Eliot Rosewater wrote: » Cant you use Amarok in GNOME if you have the KDE libraries installed?
evercloserunion wrote: » I never understood the hype around VLC? it annoys me that playing 10 songs in VLC opens up 10 windows (or can that be changed)? I understand that it's very lightweight but is it as lightweight as command line mplayer?
bnt wrote: » I like RhythmBox for music, but I like to listen to podcasts in high-speed mode, so VLC is good for that. I wish RhythmBox were a bit better at handling files e.g. if I have a bunch of files in a single directory, that's an album, regardless of what the ID3 tags say.
jackrussell007 wrote: » ohh dont get me started...i friggin hate that. I'd love if music players were more sensitive to the folder structure rather than just scanning your music folder and categorising them itself. I hate scrolling for ages through orphaned tracks until I find the album I want.
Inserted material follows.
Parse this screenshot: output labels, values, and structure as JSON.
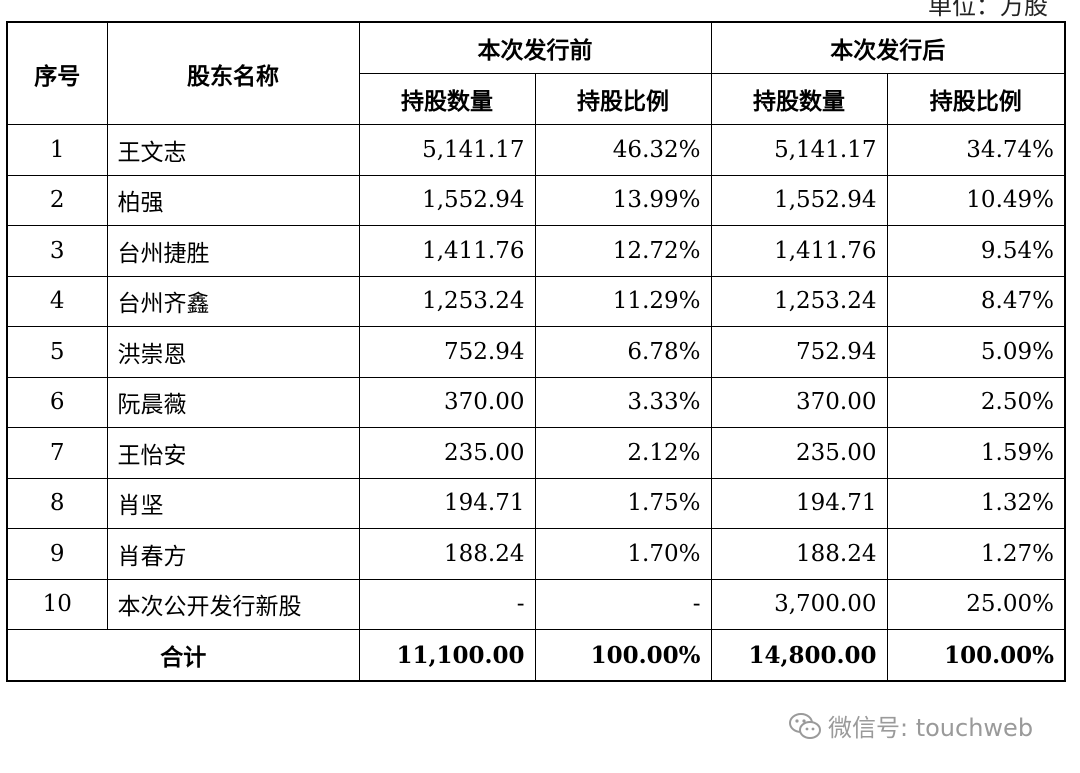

I use amarok on ubuntu9.1, not sure which version of amarok that makes it. to defeat the above problem I find I most often use the file browser in amarok rather than the collection browser.
JuneBug29 wrote: » Seen Guayadeque mentioned and i would like to recommend it.
Khannie wrote: » Gonna check it out. Cheers. Looks a lot like rhythmbox on initial inspection.
evercloserunion wrote: » Anyone know how to get Rhythmbox to display the window when you run it, as opposed to just open in the systray so you have to click the icon and explicitly tell it to show the window?
Ruu wrote: » I've been using Audacious.
mathie wrote: » Anyone know a good one that connects to Creative Zen players?
Eliot Rosewater wrote: » There's a command line program for controlling Rythymbox called rhythmbox-client. Now they don't have an option to show the window, but just doing `rhythmbox-client` without any options seems to have that effect. So I edited my menu option for Rhythmbox (under Sound & Video) from `rhythmbox %U` to `rhythmbox-client %U` and that seemed to do the trick. I hope it works for you! I think rhythmbox-client is great. I've a few keyboard shortcuts set up using it, so that Ctrl+Alt+> goes to the next song or Ctrl+Alt+p plays/pauses.